Lead alloy (3 oz. @ $.20)

$.60

Cover materials (6 oz. @ $.04)

.24

Container boxes (1 @ $.10)

.10

Direct labor (1/4 hr. @ $12 per hr)

3.00

Overhead ($9 per direct labor hour)

2.25

Total cost

$6.19

Annual production is estimated at 50,000 units, with fixed overhead of $15,000.

During the past year, the following costs were incurred to produce 40,000 units:

Materials:

Lead alloy..............................122,000 oz. @ $.22

Cover materials...............235,000 oz. @ $.04

Container boxes..............................40,500 @ $.09

Direct labor.......................................9,500 hrs. @ $12.50

Overhead.......................................................................................$90,000

REQUIRED: Compute the:

A. Materials price variance for each item.

B. Materials quantity variance for each item.

C. Labor rate variance.

D. Labor efficiency variance.

E. Budget variance.

F. Volume variance.

Q2. Beachfront Corp. determines that the following variances arose in production during October:

Variance

Amount

Materials price

$2,400 Unfav.

Materials quantity

1,000 Fav.

Labor efficiency

500 Fav.

Labor rate

750 Fav.

Factory overhead efficiency

850 Unfav.

Factory overhead spending

2,100 Unfav.

Materials purchases totaled $90,000, while $77,000 in materials were taken from inventory for use in production.

Labor payroll totaled $144,000, and actual overhead incurred was $256,000.

REQUIRED: Prepare journal entries to record the above variances.

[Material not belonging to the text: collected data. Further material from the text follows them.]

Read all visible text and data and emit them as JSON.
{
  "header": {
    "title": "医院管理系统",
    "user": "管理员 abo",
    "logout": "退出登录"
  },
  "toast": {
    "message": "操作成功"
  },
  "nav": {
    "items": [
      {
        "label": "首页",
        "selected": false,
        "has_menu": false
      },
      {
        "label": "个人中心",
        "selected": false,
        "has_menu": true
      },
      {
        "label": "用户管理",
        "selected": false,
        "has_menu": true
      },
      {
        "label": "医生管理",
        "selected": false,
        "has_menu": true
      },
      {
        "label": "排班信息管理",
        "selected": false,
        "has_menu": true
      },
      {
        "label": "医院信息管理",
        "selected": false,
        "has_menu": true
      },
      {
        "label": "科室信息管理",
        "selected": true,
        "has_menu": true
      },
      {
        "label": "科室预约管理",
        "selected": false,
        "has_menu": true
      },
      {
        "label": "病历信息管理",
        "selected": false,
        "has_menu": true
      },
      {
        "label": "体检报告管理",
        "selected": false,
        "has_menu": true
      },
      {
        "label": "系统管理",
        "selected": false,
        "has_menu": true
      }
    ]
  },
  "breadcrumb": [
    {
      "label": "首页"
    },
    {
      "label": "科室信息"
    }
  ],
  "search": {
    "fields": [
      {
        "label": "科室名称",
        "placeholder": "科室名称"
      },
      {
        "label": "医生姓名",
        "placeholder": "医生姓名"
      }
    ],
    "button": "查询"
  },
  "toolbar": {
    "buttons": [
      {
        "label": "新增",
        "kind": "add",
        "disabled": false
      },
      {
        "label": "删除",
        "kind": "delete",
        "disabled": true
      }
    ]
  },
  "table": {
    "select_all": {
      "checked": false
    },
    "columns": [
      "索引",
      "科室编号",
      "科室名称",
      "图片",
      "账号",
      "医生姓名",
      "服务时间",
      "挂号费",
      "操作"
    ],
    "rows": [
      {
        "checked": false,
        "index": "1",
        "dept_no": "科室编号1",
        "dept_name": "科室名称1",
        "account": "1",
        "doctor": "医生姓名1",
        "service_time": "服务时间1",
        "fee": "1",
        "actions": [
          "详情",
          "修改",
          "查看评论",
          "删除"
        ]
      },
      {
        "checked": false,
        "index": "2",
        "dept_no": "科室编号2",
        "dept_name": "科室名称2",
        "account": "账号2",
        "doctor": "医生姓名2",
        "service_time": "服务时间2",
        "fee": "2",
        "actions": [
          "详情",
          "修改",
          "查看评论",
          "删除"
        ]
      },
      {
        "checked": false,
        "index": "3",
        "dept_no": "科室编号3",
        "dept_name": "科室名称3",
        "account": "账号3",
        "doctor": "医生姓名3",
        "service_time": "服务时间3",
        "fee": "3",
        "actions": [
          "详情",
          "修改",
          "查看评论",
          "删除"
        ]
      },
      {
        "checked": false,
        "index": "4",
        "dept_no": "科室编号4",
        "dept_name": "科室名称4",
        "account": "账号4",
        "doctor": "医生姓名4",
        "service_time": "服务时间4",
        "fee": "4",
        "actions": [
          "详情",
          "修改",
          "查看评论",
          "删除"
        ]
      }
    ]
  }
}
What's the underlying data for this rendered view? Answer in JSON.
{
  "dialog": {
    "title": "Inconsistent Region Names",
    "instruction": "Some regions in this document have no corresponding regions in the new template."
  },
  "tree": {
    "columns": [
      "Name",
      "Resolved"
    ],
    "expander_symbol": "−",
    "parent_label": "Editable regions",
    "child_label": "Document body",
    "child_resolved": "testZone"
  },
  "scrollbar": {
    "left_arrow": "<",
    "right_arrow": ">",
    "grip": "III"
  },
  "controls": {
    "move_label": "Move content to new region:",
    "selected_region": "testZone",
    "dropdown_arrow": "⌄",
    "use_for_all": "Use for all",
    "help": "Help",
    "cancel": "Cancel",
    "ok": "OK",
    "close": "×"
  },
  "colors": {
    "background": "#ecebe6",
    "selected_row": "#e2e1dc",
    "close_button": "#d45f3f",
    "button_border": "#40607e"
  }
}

Q3. Rollerblade Corp. has budgeted fixed overhead costs of $50,000 per month plus a variable rate of $4 per direct labor hour. The total factory overhead rate is $6. Actual factory overhead in October is $115,000 and 18,000 direct labor hours were reported.

REQUIRED:

A. Compute the total amount of budgeted overhead. (i. e. the amount of overhead that appears on the flexible budget).

B. Compute the spending variance.

C. Compute the efficiency variance.

Q4. Graduate Industries has projected sales and production in units for the second quarter of this year as follows:

 

April

May

June

Sales

60,000

40,000

50,000

Production

50,000

50,000

60,000

Assume that all units will be sold on account for $15 each. Cash collections from sales are budgeted at 60% in the month of sale, 30% in the month following the month of sale, and the remaining 10% in the second month following the month of sale. Accounts receivable on April 1 totaled $510,000 ($90,000 from February's sales and the remainder from March).

REQUIRED - A. Prepare a schedule for each month showing budgeted cash receipts for the company.

Cash-related production costs are budgeted at $6 per unit produced. Of these production costs, 40% are paid in the month in which they are incurred, and the balance in the following month. Selling and administrative expenses will amount to $130,000 per month. These expenses include $10,000 per month for depreciation expense on office equipment. The accounts payable balance on April 1 totals $192,000, which will be paid in April.

REOUIRED  - B. Prepare a schedule for each month showing budgeted cash payments for the company.